Time has marched on, and all of the services on which I rely that support 2FA use offline time-based one-time passcodes (TOTP) rather than easily-spoofable SMS text messages except for my bank, which of course makes total sense, because I don’t really need my bank account to be all that secure really </sarcasm>
This of course means that I’ve been able to keep my entirely open source phone, because there is a great app, installable via F-droid, called Authenticator Pro which supports the TOTP systems used by both Microsoft Authenticator and Google’s authenticator app but in a lovely, independently auditable, FOSS form. The source code is on Github.
But I still lose my sodding phone all the time.
Authenticator Pro allows automatic backups. It also encrypts them. The first thing I did when I installed Authenticator Pro was to sync the directory into which it saves the encrypted backups to my home machine using SyncThing (another wonderful FOSS Android app).
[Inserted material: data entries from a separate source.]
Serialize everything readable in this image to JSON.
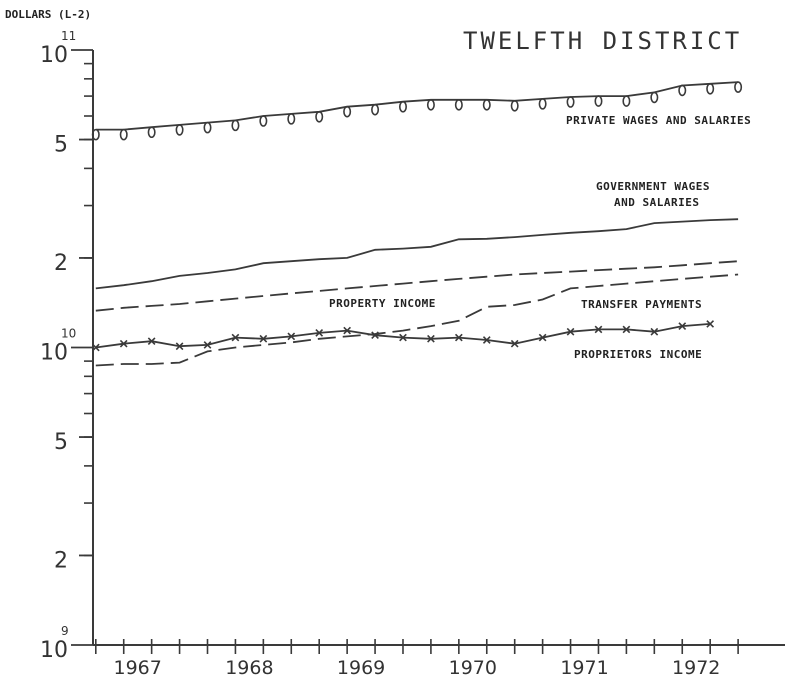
{
  "chart_data": {
    "type": "line",
    "title": "TWELFTH DISTRICT",
    "ylabel": "DOLLARS (L-2)",
    "xlabel": "",
    "yscale": "log",
    "ylim": [
      1000000000,
      100000000000
    ],
    "xlim": [
      1966.6,
      1972.75
    ],
    "y_ticks": [
      {
        "value": 100000000000,
        "base": "10",
        "exp": "11"
      },
      {
        "value": 50000000000,
        "base": "5",
        "exp": ""
      },
      {
        "value": 20000000000,
        "base": "2",
        "exp": ""
      },
      {
        "value": 10000000000,
        "base": "10",
        "exp": "10"
      },
      {
        "value": 5000000000,
        "base": "5",
        "exp": ""
      },
      {
        "value": 2000000000,
        "base": "2",
        "exp": ""
      },
      {
        "value": 1000000000,
        "base": "10",
        "exp": "9"
      }
    ],
    "x_ticks": [
      {
        "label": "1967",
        "value": 1967.0
      },
      {
        "label": "1968",
        "value": 1968.0
      },
      {
        "label": "1969",
        "value": 1969.0
      },
      {
        "label": "1970",
        "value": 1970.0
      },
      {
        "label": "1971",
        "value": 1971.0
      },
      {
        "label": "1972",
        "value": 1972.0
      }
    ],
    "x": [
      1966.625,
      1966.875,
      1967.125,
      1967.375,
      1967.625,
      1967.875,
      1968.125,
      1968.375,
      1968.625,
      1968.875,
      1969.125,
      1969.375,
      1969.625,
      1969.875,
      1970.125,
      1970.375,
      1970.625,
      1970.875,
      1971.125,
      1971.375,
      1971.625,
      1971.875,
      1972.125,
      1972.375
    ],
    "series": [
      {
        "name": "PRIVATE WAGES AND SALARIES",
        "label_lines": [
          "PRIVATE WAGES AND SALARIES"
        ],
        "style": "solid-circle",
        "values": [
          54000000000,
          54000000000,
          55000000000,
          56000000000,
          57000000000,
          58000000000,
          60000000000,
          61000000000,
          62000000000,
          64500000000,
          65500000000,
          67000000000,
          68000000000,
          68000000000,
          68000000000,
          67500000000,
          68500000000,
          69500000000,
          70000000000,
          70000000000,
          72000000000,
          76000000000,
          77000000000,
          78000000000
        ]
      },
      {
        "name": "GOVERNMENT WAGES AND SALARIES",
        "label_lines": [
          "GOVERNMENT WAGES",
          "AND SALARIES"
        ],
        "style": "solid",
        "values": [
          15800000000,
          16200000000,
          16700000000,
          17400000000,
          17800000000,
          18300000000,
          19200000000,
          19500000000,
          19800000000,
          20000000000,
          21300000000,
          21500000000,
          21800000000,
          23100000000,
          23200000000,
          23500000000,
          23900000000,
          24300000000,
          24600000000,
          25000000000,
          26200000000,
          26500000000,
          26800000000,
          27000000000
        ]
      },
      {
        "name": "PROPERTY INCOME",
        "label_lines": [
          "PROPERTY INCOME"
        ],
        "style": "dashed",
        "values": [
          13300000000,
          13600000000,
          13800000000,
          14000000000,
          14300000000,
          14600000000,
          14900000000,
          15200000000,
          15500000000,
          15800000000,
          16100000000,
          16400000000,
          16700000000,
          17000000000,
          17300000000,
          17600000000,
          17800000000,
          18000000000,
          18200000000,
          18400000000,
          18600000000,
          18900000000,
          19200000000,
          19500000000
        ]
      },
      {
        "name": "TRANSFER PAYMENTS",
        "label_lines": [
          "TRANSFER PAYMENTS"
        ],
        "style": "dashed",
        "values": [
          8700000000,
          8800000000,
          8800000000,
          8900000000,
          9700000000,
          10000000000,
          10200000000,
          10400000000,
          10700000000,
          10900000000,
          11100000000,
          11400000000,
          11800000000,
          12300000000,
          13700000000,
          13900000000,
          14500000000,
          15800000000,
          16100000000,
          16400000000,
          16700000000,
          17000000000,
          17300000000,
          17600000000
        ]
      },
      {
        "name": "PROPRIETORS INCOME",
        "label_lines": [
          "PROPRIETORS INCOME"
        ],
        "style": "solid-x",
        "values": [
          10000000000,
          10300000000,
          10500000000,
          10100000000,
          10200000000,
          10800000000,
          10700000000,
          10900000000,
          11200000000,
          11400000000,
          11000000000,
          10800000000,
          10700000000,
          10800000000,
          10600000000,
          10300000000,
          10800000000,
          11300000000,
          11500000000,
          11500000000,
          11300000000,
          11800000000,
          12000000000,
          null
        ]
      }
    ],
    "grid": false,
    "legend": "inline labels"
  }
}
This is handy because the backups are encrypted with a master password, and if I lose my phone (permanently) then I simply copy the latest backup into a new install of Authenticator Pro and all my logins are safe. It has also not escaped my attention that there’s a Python script in the source code repository that decrypts a file to a normal JSON structure.
The plan
So now I have copy of my TOTP keys in a file on my local machine that can be read from any programming language that will read JSON. There is also a Python library called PyOTP which will generate six-digit login codes based on the current timestamp if you give it a key. So with a quick Python script, installed in the correct location on my PATH, I can now simply type totp
on my command line and get a list of TOTPs for all the services I use.
If you want to use this yourself you’ll need to change the backup_path
value to the path on your local machine where your (unencrypted) Authenticator Pro backups are stored, and have a script running in cron that calls decrypt_backup.py
on any new .authpro
files that come in via your file sync for true automatic operation. Now you can safely lose your phone as often as I do.